Siedepunkt: > 3000 °C
Zündtemperatur: > 600 °C
Mindestzündtemperatur der Staubwolke: >= 620 °C
Mindestzündtemperatur der Staubschicht: >= 385 °C
Untere Explosionsgrenze: 50 - 100 g/m³
Ruß technisch
Der Allgemeine Staubgrenzwert setzt sich aus den Grenzwerten für A- und E-Staub zusammen:
A-Staub (alveolengängige Fraktion): 1,25 mg/m³ (basie­rend auf einer mittleren Dichte von 2,5 g/m³)
E-Staub (einatembare Fraktion): 10 mg/m³ (dichte­un­ab­hängig)
Spitzenbegrenzung: 2 (II) Das Produkt aus Über­schreitungsfaktor und Überschreitungsdauer muss eingehalten werden: ÜF 2 x 15 min = 30 min.
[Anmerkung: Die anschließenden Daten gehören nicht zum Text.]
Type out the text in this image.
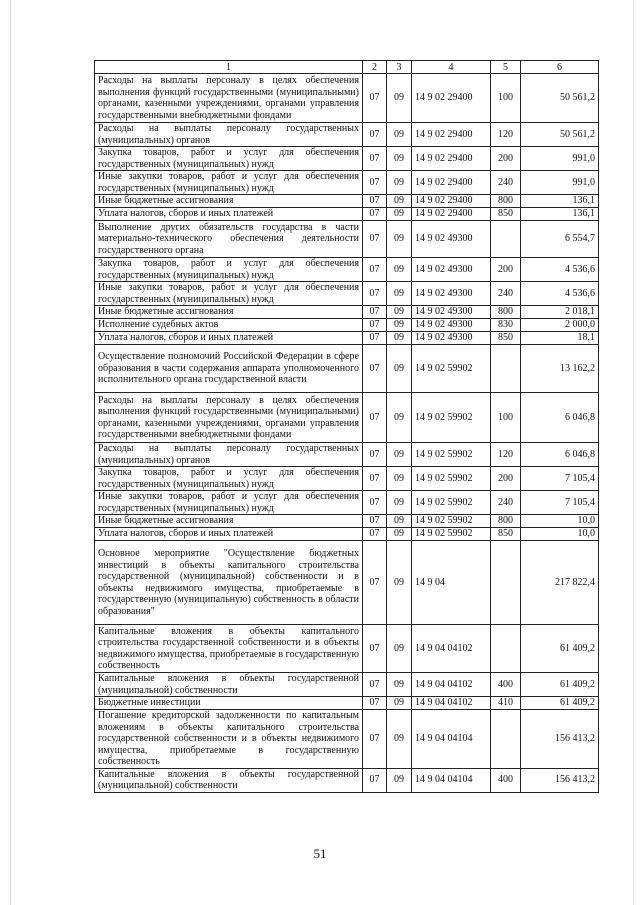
1	2	3	4	5	6
Расходы на выплаты персоналу в целях обеспечения выполнения функций государственными (муниципальными) органами, казенными учреждениями, органами управления государственными внебюджетными фондами	07	09	14 9 02 29400	100	50 561,2
Расходы на выплаты персоналу государственных (муниципальных) органов	07	09	14 9 02 29400	120	50 561,2
Закупка товаров, работ и услуг для обеспечения государственных (муниципальных) нужд	07	09	14 9 02 29400	200	991,0
Иные закупки товаров, работ и услуг для обеспечения государственных (муниципальных) нужд	07	09	14 9 02 29400	240	991,0
Иные бюджетные ассигнования	07	09	14 9 02 29400	800	136,1
Уплата налогов, сборов и иных платежей	07	09	14 9 02 29400	850	136,1
Выполнение других обязательств государства в части материально-технического обеспечения деятельности государственного органа	07	09	14 9 02 49300		6 554,7
Закупка товаров, работ и услуг для обеспечения государственных (муниципальных) нужд	07	09	14 9 02 49300	200	4 536,6
Иные закупки товаров, работ и услуг для обеспечения государственных (муниципальных) нужд	07	09	14 9 02 49300	240	4 536,6
Иные бюджетные ассигнования	07	09	14 9 02 49300	800	2 018,1
Исполнение судебных актов	07	09	14 9 02 49300	830	2 000,0
Уплата налогов, сборов и иных платежей	07	09	14 9 02 49300	850	18,1
Осуществление полномочий Российской Федерации в сфере образования в части содержания аппарата уполномоченного исполнительного органа государственной власти	07	09	14 9 02 59902		13 162,2
Расходы на выплаты персоналу в целях обеспечения выполнения функций государственными (муниципальными) органами, казенными учреждениями, органами управления государственными внебюджетными фондами	07	09	14 9 02 59902	100	6 046,8
Расходы на выплаты персоналу государственных (муниципальных) органов	07	09	14 9 02 59902	120	6 046,8
Закупка товаров, работ и услуг для обеспечения государственных (муниципальных) нужд	07	09	14 9 02 59902	200	7 105,4
Иные закупки товаров, работ и услуг для обеспечения государственных (муниципальных) нужд	07	09	14 9 02 59902	240	7 105,4
Иные бюджетные ассигнования	07	09	14 9 02 59902	800	10,0
Уплата налогов, сборов и иных платежей	07	09	14 9 02 59902	850	10,0
Основное мероприятие "Осуществление бюджетных инвестиций в объекты капитального строительства государственной (муниципальной) собственности и в объекты недвижимого имущества, приобретаемые в государственную (муниципальную) собственность в области образования"	07	09	14 9 04		217 822,4
Капитальные вложения в объекты капитального строительства государственной собственности и в объекты недвижимого имущества, приобретаемые в государственную собственность	07	09	14 9 04 04102		61 409,2
Капитальные вложения в объекты государственной (муниципальной) собственности	07	09	14 9 04 04102	400	61 409,2
Бюджетные инвестиции	07	09	14 9 04 04102	410	61 409,2
Погашение кредиторской задолженности по капитальным вложениям в объекты капитального строительства государственной собственности и в объекты недвижимого имущества, приобретаемые в государственную собственность	07	09	14 9 04 04104		156 413,2
Капитальные вложения в объекты государственной (муниципальной) собственности	07	09	14 9 04 04104	400	156 413,2
51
Dabei sind auch längere Überschreitungsdauern zulässig, der ÜF darf nicht überschritten werden.
TA Luft (2002): (Nummer 5.2.1), d.h. die im Abgas enthaltenen staub­förmigen Emissionen dürfen ent­weder den Massen­strom von 0,20 kg/h oder die Massen­konzen­tration von 20 mg/m³ nicht überschreiten.
Auch bei Einhaltung oder Unterschreitung eines Massen­stroms von 0,20 kg/h darf im Abgas die Massen­konzentration von 150 mg/m³ nicht über­schritten werden.
Für bestimmte Anlagen (z.B. zur Her­stellung von Industrieruß) sind an­lagen­spezi­fische Bestimmungen nach Nummer 5.4 zu beachten.
Für bestimmte Anlagen (zum Vulka­nisieren von Natur- oder Synthese­kautschuk ) sind an­lagen­spezi­fische Bestimmungen nach Nummer 5.4 zu beachten.
Die Massenkonzentration von 80 mg/m³, angegeben als Gesamtkohlenstoff, darf nicht überschritten werden.
Für bestimmte Anlagen (zur Her­stellung von Klebe­mitteln) sind an­lagen­spezi­fische Bestimmungen nach Nummer 5.4 zu beachten.
Die staubförmigen Emissionen (Gesamt­staub) dürfen die Massenkonzentration von 10 mg/m³ nicht überschreiten.
Für Anlagen zur Herstellung von Anstrich- oder Beschichtungsstoffen (Lasuren, Firnis, Lacke, Dispersionsfarben) oder Druckfarben gilt zusätzlich (Nummer 5.4.4.10):
Die staubförmigen Emissionen (Gesamt­staub) dürfen die Massenkonzentration von 10 mg/m³ nicht überschreiten.
WGK: nicht wassergefährdend, Kenn-Nr.: 1742
Bei der WGK handelt es sich um eine gemäß AwSV im Bundesanzeiger veröffentlichte Angabe.